Google will spend $7 billion on new buildings and data centers in the U.S. this year, doubling down on a return to the office.

It isn’t all happy news. One major Montgomery biotech company, Emergent BioSolutions of Gaithersburg, has proved to be something of an embarrassment. It owns and operated the Baltimore plant where a mix-up of ingredients spoiled enough raw vaccine for up to 15 million doses. As a result, it was agreed that Johnson & Johnson would take over full operations of the facility.

Across the river, Internet companies have rushed to build new data centers in Northern Virginia to accommodate increased demand for Web capacity. Computer use jumped as companies switched to telework, and households relied more on the Internet for shopping, school work, and communicating with family and friends.

Loudoun hosts data centers for a Who’s Who of high-tech giants, including Amazon Web Services, Microsoft and Google. The county’s “fast-track” program for building data centers, designed for 15 projects a year, doubled in the fiscal year ending June 30.

“It happened pretty quickly,” said Buddy Rizer, the county’s executive director of economic development. “We saw right away that we needed to work on our data centers in the same way that we worked with mission-critical hospital employees, because they have to be [available] 24 hours a day.”

The pandemic confirmed Northern Virginia’s position as the nation’s premier site for data centers. In 2020, the region accounted for about two-thirds of the total expansion of data center capacity of the top seven markets, which include Silicon Valley, Dallas and Atlanta.

The bulk of the new investment went to Loudoun, the established leader, with $6.8 billion in data center investments in 2020, according to the Data Center Coalition, a trade association. Neighboring Prince William is increasingly attracting projects as well, with $2.2 billion last year.

Local governments are thrilled with the tax revenue. Rizer said Loudoun data centers are projected to generate nearly $700 million in taxes in the coming fiscal year, which would approximately cover the county government’s entire budget apart from schools.

The industry has its critics, such as Prince William residents concerned that data centers will spoil the beauty of its western rural crescent. The buildings are frequently three times the size of a large Home Depot.

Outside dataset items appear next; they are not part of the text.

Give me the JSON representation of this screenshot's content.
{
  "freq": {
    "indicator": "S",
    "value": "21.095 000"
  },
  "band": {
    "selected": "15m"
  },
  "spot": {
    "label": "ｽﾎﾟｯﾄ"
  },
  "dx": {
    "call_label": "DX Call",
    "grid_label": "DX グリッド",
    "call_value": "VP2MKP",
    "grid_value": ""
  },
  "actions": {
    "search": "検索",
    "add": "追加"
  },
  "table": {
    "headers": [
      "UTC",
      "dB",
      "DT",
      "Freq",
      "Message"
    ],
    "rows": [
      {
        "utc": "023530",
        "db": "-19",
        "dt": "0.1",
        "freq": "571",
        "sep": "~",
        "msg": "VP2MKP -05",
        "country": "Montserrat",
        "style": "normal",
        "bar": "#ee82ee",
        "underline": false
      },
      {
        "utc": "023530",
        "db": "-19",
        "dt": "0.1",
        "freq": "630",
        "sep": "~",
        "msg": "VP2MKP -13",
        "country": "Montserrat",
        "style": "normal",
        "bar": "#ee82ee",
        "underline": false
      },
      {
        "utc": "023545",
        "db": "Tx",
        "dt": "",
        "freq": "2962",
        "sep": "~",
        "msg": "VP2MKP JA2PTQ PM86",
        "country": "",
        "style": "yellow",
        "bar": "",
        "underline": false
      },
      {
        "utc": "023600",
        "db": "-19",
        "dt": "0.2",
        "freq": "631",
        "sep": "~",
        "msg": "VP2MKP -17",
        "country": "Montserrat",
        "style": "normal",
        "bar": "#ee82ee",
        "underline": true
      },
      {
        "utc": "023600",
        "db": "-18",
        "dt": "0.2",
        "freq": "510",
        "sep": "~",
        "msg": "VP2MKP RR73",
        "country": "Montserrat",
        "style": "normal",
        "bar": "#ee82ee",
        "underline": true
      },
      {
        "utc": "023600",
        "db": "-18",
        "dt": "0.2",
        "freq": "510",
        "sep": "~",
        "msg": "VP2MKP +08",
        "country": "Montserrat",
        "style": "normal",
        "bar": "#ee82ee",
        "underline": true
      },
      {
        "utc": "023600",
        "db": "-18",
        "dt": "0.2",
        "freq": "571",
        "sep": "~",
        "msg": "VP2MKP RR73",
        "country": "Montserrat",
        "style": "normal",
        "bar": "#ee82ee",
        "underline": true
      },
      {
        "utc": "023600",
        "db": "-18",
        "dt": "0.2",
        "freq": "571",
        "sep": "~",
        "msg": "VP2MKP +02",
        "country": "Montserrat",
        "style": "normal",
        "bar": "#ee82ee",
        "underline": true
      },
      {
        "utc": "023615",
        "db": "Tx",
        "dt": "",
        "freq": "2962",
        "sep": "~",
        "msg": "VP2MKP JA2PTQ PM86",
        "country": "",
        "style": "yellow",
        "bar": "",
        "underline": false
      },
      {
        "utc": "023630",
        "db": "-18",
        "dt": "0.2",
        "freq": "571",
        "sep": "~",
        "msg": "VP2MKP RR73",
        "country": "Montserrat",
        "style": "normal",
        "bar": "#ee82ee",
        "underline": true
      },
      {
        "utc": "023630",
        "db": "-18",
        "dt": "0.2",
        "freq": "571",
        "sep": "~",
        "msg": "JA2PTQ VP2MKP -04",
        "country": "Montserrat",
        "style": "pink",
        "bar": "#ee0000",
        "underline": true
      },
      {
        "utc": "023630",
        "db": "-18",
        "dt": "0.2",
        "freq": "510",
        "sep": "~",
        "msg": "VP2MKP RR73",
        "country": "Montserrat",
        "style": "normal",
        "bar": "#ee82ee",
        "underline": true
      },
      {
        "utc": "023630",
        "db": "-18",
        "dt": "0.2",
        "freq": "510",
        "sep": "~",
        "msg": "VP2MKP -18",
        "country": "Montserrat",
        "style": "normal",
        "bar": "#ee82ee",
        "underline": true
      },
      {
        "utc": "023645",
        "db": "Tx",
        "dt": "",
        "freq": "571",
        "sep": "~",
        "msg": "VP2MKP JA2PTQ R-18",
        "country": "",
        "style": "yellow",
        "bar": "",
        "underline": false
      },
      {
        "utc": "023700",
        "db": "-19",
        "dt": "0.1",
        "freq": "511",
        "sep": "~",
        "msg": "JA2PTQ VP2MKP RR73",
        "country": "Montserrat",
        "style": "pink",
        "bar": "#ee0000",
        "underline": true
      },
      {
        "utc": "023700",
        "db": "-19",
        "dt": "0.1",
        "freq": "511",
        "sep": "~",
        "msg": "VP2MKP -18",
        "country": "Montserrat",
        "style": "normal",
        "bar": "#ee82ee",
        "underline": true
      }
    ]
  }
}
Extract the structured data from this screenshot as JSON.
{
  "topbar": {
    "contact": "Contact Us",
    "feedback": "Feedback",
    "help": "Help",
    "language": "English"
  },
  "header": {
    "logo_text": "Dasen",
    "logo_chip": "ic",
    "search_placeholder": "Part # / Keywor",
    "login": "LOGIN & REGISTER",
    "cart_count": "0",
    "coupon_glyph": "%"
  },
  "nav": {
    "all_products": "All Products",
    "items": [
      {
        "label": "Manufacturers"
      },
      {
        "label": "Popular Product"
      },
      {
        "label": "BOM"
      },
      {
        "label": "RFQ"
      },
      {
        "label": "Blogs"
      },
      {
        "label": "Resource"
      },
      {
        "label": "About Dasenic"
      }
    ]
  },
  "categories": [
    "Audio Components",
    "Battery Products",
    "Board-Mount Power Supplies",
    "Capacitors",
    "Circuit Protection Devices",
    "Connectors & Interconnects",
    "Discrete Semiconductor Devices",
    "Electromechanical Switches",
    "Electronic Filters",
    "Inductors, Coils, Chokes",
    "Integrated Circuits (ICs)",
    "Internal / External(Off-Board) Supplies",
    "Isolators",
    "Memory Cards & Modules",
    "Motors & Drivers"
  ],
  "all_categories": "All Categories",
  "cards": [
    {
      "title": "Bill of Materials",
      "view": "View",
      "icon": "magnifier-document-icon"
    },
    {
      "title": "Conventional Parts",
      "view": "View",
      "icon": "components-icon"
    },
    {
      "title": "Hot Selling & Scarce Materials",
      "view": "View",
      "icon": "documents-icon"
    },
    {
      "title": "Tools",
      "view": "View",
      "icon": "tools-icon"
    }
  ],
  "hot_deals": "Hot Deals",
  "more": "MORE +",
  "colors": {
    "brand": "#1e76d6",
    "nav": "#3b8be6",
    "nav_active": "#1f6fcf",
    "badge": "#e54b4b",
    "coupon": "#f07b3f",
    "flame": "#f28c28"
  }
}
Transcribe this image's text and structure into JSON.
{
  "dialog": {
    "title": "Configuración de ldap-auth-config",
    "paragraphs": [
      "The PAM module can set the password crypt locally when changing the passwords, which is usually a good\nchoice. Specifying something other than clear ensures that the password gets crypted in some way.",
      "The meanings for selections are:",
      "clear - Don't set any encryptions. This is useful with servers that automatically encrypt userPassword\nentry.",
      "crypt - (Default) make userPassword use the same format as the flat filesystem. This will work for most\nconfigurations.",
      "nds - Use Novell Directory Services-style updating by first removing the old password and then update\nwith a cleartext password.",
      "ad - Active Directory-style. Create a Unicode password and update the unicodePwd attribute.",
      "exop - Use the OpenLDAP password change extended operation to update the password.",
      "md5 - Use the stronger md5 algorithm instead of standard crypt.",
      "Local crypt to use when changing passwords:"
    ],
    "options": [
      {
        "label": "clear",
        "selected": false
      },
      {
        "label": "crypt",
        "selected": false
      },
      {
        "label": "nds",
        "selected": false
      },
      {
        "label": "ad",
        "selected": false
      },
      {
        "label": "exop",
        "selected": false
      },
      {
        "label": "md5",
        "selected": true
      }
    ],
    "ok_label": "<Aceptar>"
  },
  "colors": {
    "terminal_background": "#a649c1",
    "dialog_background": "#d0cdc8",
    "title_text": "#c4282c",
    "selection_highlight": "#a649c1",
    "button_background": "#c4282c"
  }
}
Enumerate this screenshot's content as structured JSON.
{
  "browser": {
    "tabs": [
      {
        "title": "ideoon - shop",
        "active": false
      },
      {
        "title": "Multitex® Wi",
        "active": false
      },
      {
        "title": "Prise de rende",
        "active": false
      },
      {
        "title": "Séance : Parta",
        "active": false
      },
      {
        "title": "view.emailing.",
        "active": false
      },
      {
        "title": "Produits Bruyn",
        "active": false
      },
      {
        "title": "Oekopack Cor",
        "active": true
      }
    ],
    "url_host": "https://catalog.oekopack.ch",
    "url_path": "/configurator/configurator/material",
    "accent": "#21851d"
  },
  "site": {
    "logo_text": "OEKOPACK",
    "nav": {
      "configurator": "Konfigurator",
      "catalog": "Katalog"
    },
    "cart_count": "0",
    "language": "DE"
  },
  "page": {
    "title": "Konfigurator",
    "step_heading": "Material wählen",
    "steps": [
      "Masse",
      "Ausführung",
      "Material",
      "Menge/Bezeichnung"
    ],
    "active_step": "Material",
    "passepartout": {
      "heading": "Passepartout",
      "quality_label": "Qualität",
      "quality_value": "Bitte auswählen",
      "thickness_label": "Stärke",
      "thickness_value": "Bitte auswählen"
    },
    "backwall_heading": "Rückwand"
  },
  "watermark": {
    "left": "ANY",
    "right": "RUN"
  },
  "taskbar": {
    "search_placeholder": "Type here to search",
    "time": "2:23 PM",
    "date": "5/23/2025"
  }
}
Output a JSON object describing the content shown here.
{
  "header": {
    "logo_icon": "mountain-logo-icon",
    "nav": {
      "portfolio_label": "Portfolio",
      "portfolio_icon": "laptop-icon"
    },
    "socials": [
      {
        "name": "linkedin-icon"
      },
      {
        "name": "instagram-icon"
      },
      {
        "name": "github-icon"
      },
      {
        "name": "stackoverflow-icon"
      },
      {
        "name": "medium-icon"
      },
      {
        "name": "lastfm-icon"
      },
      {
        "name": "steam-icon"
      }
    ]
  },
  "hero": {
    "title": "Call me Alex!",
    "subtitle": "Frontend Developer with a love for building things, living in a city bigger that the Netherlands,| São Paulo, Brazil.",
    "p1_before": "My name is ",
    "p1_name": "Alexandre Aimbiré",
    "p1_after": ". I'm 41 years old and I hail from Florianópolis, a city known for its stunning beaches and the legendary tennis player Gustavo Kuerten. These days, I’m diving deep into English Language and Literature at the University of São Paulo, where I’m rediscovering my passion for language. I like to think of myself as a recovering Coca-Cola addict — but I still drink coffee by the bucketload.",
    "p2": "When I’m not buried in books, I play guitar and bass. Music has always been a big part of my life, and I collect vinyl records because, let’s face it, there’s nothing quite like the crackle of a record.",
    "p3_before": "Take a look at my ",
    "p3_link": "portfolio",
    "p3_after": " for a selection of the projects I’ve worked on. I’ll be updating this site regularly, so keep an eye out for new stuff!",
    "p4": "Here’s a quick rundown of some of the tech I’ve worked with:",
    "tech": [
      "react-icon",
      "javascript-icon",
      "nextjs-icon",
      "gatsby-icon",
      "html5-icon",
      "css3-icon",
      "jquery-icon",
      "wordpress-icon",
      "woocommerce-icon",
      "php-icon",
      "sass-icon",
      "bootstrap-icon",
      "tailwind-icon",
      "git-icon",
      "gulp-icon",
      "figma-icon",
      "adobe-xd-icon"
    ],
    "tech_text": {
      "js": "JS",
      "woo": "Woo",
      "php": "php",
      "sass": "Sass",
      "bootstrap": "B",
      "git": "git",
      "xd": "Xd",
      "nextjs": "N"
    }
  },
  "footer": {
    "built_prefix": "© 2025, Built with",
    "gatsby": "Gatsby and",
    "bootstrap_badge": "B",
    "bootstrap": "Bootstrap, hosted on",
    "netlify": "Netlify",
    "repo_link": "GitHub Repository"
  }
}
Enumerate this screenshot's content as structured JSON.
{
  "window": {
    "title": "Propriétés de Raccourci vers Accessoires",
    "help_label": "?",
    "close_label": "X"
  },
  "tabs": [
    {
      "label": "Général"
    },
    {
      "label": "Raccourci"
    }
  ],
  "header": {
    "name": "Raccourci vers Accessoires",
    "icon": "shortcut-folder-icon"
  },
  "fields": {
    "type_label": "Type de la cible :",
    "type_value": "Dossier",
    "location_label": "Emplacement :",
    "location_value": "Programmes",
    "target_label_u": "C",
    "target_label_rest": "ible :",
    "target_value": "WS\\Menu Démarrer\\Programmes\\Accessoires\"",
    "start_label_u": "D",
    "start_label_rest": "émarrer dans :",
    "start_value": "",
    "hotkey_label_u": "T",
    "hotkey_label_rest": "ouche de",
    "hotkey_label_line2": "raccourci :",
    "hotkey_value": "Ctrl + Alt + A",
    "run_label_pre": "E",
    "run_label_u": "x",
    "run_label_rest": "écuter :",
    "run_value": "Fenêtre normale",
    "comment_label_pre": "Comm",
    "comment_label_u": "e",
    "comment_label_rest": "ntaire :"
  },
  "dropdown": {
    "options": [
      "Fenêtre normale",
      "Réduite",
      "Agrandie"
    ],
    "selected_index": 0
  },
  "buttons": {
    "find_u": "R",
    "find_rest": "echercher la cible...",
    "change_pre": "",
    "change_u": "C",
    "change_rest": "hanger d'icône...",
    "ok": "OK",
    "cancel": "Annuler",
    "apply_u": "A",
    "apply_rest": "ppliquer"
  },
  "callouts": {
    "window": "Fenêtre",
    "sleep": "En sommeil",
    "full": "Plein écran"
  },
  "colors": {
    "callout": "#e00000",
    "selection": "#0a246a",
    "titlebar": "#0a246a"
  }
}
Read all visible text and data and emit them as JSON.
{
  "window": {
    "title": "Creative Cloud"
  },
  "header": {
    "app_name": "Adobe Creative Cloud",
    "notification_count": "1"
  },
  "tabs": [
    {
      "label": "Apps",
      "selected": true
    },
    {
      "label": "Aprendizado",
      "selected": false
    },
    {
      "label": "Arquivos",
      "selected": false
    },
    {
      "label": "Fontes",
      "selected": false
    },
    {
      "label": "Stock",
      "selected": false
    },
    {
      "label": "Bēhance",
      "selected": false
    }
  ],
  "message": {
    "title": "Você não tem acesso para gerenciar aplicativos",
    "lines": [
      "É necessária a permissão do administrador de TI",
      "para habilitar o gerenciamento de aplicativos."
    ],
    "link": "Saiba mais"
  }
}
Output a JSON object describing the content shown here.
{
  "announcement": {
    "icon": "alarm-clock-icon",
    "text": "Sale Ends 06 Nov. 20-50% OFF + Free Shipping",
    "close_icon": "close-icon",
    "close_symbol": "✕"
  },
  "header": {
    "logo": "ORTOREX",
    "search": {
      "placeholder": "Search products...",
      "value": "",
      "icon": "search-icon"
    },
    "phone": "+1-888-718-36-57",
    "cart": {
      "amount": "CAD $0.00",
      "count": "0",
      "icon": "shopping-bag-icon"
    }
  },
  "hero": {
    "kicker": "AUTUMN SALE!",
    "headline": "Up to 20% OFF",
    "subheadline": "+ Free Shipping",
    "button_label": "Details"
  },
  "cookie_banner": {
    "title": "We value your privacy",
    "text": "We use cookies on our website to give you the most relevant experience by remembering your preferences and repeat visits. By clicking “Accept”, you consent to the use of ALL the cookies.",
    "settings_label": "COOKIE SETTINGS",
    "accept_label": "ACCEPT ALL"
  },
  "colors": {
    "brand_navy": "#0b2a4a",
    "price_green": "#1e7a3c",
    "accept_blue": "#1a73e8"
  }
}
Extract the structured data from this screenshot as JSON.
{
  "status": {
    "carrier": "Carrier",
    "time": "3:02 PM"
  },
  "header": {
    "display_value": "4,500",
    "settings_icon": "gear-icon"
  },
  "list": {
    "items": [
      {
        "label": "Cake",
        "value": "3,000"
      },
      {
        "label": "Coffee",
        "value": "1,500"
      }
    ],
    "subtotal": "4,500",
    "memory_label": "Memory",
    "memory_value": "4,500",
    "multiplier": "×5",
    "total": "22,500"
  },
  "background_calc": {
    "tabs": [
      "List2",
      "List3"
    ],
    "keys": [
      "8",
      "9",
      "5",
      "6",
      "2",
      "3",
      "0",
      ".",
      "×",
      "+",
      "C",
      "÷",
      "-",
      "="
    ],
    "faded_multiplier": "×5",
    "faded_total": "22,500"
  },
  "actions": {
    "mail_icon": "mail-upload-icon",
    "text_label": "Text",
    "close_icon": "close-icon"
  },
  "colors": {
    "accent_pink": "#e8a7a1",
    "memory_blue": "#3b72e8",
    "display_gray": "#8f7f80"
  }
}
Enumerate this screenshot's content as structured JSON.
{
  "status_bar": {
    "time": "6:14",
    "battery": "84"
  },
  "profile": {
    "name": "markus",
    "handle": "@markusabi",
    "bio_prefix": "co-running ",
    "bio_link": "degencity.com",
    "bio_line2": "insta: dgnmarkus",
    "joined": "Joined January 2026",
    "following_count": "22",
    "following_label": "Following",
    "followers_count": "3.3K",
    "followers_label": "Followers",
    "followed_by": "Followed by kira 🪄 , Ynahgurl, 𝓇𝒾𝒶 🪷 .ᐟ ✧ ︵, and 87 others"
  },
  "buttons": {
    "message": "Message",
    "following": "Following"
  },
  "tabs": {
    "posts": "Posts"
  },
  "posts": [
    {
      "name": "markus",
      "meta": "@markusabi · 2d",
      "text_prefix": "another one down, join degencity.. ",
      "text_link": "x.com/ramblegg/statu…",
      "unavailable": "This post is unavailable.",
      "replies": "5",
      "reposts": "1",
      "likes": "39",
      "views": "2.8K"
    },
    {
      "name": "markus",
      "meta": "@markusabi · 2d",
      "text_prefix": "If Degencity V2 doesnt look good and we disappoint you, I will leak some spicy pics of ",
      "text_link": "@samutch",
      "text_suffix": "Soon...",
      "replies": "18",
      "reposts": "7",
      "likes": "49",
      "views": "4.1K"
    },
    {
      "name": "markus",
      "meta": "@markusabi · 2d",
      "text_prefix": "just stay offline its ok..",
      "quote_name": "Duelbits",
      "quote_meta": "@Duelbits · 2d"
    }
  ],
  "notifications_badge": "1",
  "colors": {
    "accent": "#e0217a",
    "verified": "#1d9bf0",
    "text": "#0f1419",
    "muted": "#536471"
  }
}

“You definitely see some pushback because of the pace of growth, and people just trying to understand what it means,” said Josh Levi, president of the Data Center Coalition.

The industry has responded, in part, by starting to dress up the data centers’ exteriors so they look more like office buildings.

Data centers and the biotech industry promise to help lead the region’s economy toward prosperity and a high-tech future as we recover from the coronavirus pandemic.